显式转换运算符和多态

Question

I have a small issue with polymorphism and explicit casting. Here is the problem: I have 3 public classes:

  package x;

public class Shape
{
 public void draw(){
     System.out.println("draw a Shape");
 }
}

package x;

public class Circle1 extends Shape
{

}

package x;

public class Circle2 extends Circle1
{
    @Override
    public void draw ()
    {
       System.out.println("draw Circle2");
    }
}

And my Demo class is:

package x;

public class Demo
{
    public static void main (String[] args)
    {

        Shape s1=new Circle2();
        s1.draw();
        ((Shape)s1).draw();

    }
}

The output of this code is:

draw Circle2
draw Circle2

I understand the polymorphic behavior of s1.draw() that invokes the draw() method on Circle2 . The last line confuses me, when I do explicit casting on s1 like so: ((Shape)s1) , it means that the expression ((Shape)s1) is a reference of type Shape because of the explicit casting,right? And if that is so, why then the code ((Shape)s1).draw(); invokes the draw() method in Circle2 and not the one in Shape?

Thanks :)

Answer 1

Casting does not change what the object is , it simply changes how the compiler should look at that object.

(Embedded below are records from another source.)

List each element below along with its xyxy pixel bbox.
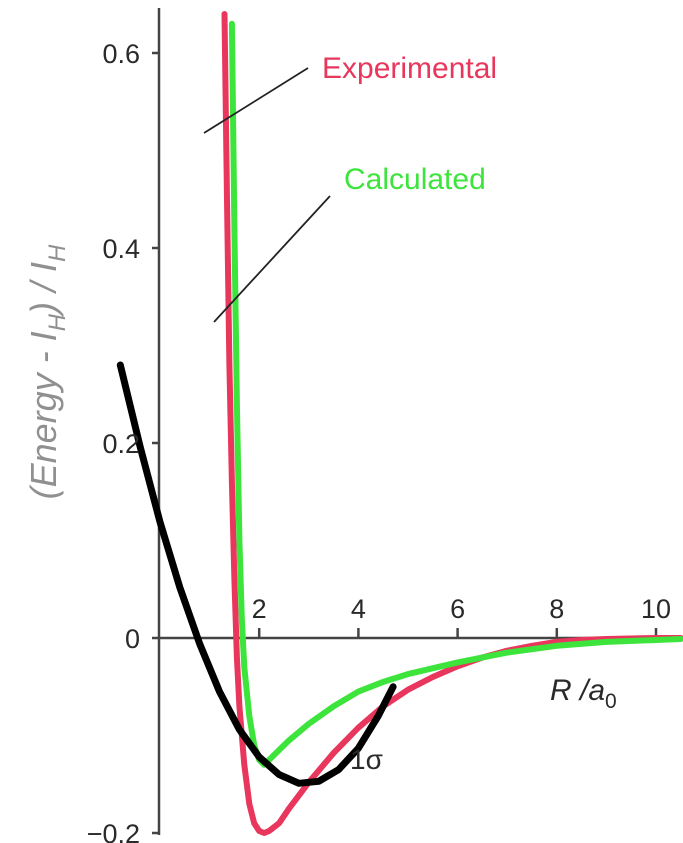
x-tick-label: 2 xyxy=(252,594,267,624)
y-axis-label: (Energy - IH) / IH xyxy=(23,244,71,499)
orbital-annotation: 1σ xyxy=(350,744,383,775)
series-label-experimental: Experimental xyxy=(322,52,497,85)
series-line-fit xyxy=(116,361,397,787)
series-line-experimental xyxy=(221,11,683,836)
series-line-calculated xyxy=(228,20,683,768)
x-tick-label: 4 xyxy=(351,594,366,624)
x-tick-label: 8 xyxy=(549,594,564,624)
series-layer xyxy=(116,11,683,836)
y-tick-label: 0.2 xyxy=(102,429,140,459)
y-tick-label: 0.4 xyxy=(102,234,140,264)
y-tick-label: −0.2 xyxy=(87,819,140,843)
calculated-leader-line xyxy=(213,195,331,323)
x-tick-label: 10 xyxy=(641,594,671,624)
y-tick-label: 0 xyxy=(125,624,140,654)
labels: 0.6 0.4 0.2 0 −0.2 2 4 6 8 10 Experimental Calculat… xyxy=(23,39,671,843)
y-tick-label: 0.6 xyxy=(102,39,140,69)
x-axis-label: R /a0 xyxy=(550,674,617,713)
series-label-calculated: Calculated xyxy=(344,163,486,196)
x-tick-label: 6 xyxy=(450,594,465,624)
experimental-leader-line xyxy=(203,67,309,134)
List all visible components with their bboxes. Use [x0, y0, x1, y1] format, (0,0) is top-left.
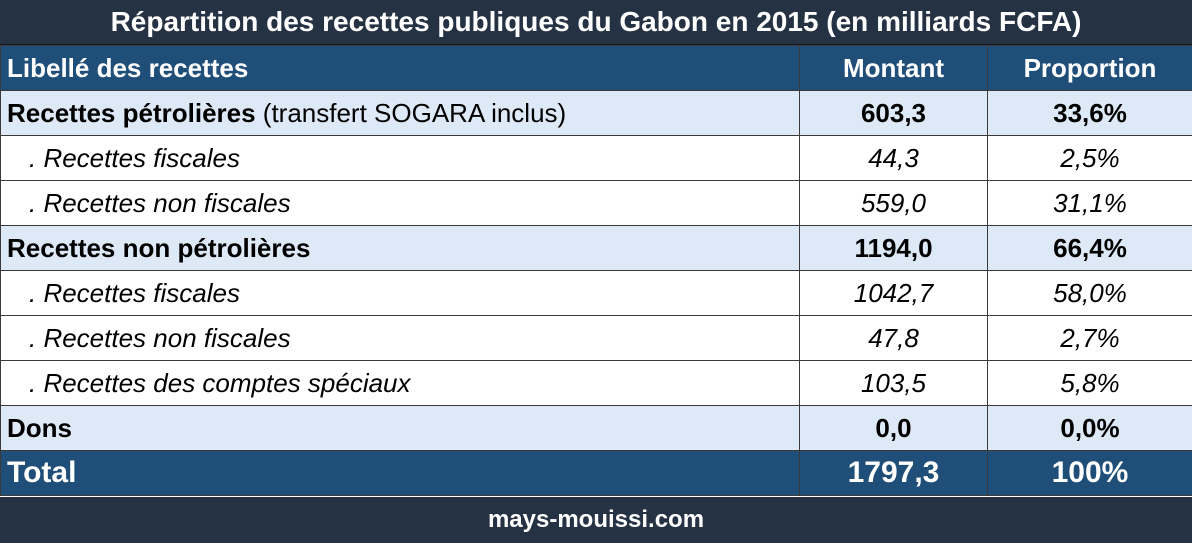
row-amount: 44,3	[799, 135, 988, 181]
total-row: Total 1797,3 100%	[0, 450, 1192, 496]
row-share: 66,4%	[987, 225, 1192, 271]
row-amount: 603,3	[799, 90, 988, 136]
total-label: Total	[0, 450, 800, 496]
row-amount: 47,8	[799, 315, 988, 361]
row-label-text: Recettes pétrolières	[7, 97, 256, 128]
table-row: . Recettes non fiscales 47,8 2,7%	[0, 315, 1192, 361]
row-share: 31,1%	[987, 180, 1192, 226]
table-row: . Recettes fiscales 1042,7 58,0%	[0, 270, 1192, 316]
table-row-non-oil-revenue: Recettes non pétrolières 1194,0 66,4%	[0, 225, 1192, 271]
row-amount: 1194,0	[799, 225, 988, 271]
table-row: . Recettes fiscales 44,3 2,5%	[0, 135, 1192, 181]
source-footer: mays-mouissi.com	[0, 497, 1192, 543]
table-row: . Recettes non fiscales 559,0 31,1%	[0, 180, 1192, 226]
total-amount: 1797,3	[799, 450, 988, 496]
row-label: . Recettes fiscales	[0, 270, 800, 316]
row-label-note: (transfert SOGARA inclus)	[255, 97, 567, 128]
header-row: Libellé des recettes Montant Proportion	[0, 45, 1192, 91]
header-label: Libellé des recettes	[0, 45, 800, 91]
row-label: Dons	[0, 405, 800, 451]
row-share: 58,0%	[987, 270, 1192, 316]
row-label: . Recettes non fiscales	[0, 315, 800, 361]
row-label: . Recettes non fiscales	[0, 180, 800, 226]
row-amount: 103,5	[799, 360, 988, 406]
row-share: 33,6%	[987, 90, 1192, 136]
row-label: . Recettes fiscales	[0, 135, 800, 181]
table-title: Répartition des recettes publiques du Ga…	[0, 0, 1192, 45]
row-share: 2,7%	[987, 315, 1192, 361]
row-share: 2,5%	[987, 135, 1192, 181]
row-share: 0,0%	[987, 405, 1192, 451]
row-amount: 559,0	[799, 180, 988, 226]
row-amount: 1042,7	[799, 270, 988, 316]
row-share: 5,8%	[987, 360, 1192, 406]
header-amount: Montant	[799, 45, 988, 91]
row-label: Recettes non pétrolières	[0, 225, 800, 271]
total-share: 100%	[987, 450, 1192, 496]
revenue-table: Libellé des recettes Montant Proportion …	[0, 45, 1192, 496]
row-label: Recettes pétrolières (transfert SOGARA i…	[0, 90, 800, 136]
table-row-donations: Dons 0,0 0,0%	[0, 405, 1192, 451]
row-amount: 0,0	[799, 405, 988, 451]
table-row: . Recettes des comptes spéciaux 103,5 5,…	[0, 360, 1192, 406]
table-row-oil-revenue: Recettes pétrolières (transfert SOGARA i…	[0, 90, 1192, 136]
row-label: . Recettes des comptes spéciaux	[0, 360, 800, 406]
header-share: Proportion	[987, 45, 1192, 91]
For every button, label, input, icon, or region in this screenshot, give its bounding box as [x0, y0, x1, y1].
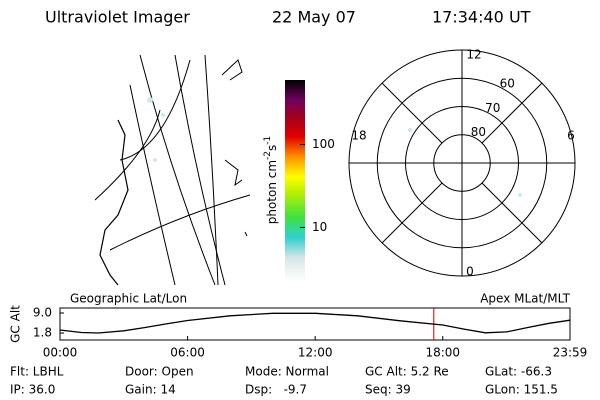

So even if you "think" of a Circle to be "just a shape" it still stays a Circle.

The only way for a Circle1 to call Shape 's draw would be from within Circle1 by a call to super.draw()

Answer 2

When you explicitly (or implicitly) cast an object to a super type the methods will always obey the implementation of the class used to construct the object. In your case, because your object was constructed with new Circle2() , it will always be a Circle2, even if you cast it. In fact, there is an easy way for you to see that. Just add the following lines to your code:

Shape s2 = (Shape) s1;
System.out.println(s2.getClass().getName());

This prints the exact class that your s2 object (casted from s1) belongs to :) you will see it is still a Circle2.

If you want to call the super type implementation of the draw() method you need to call super.draw() instead.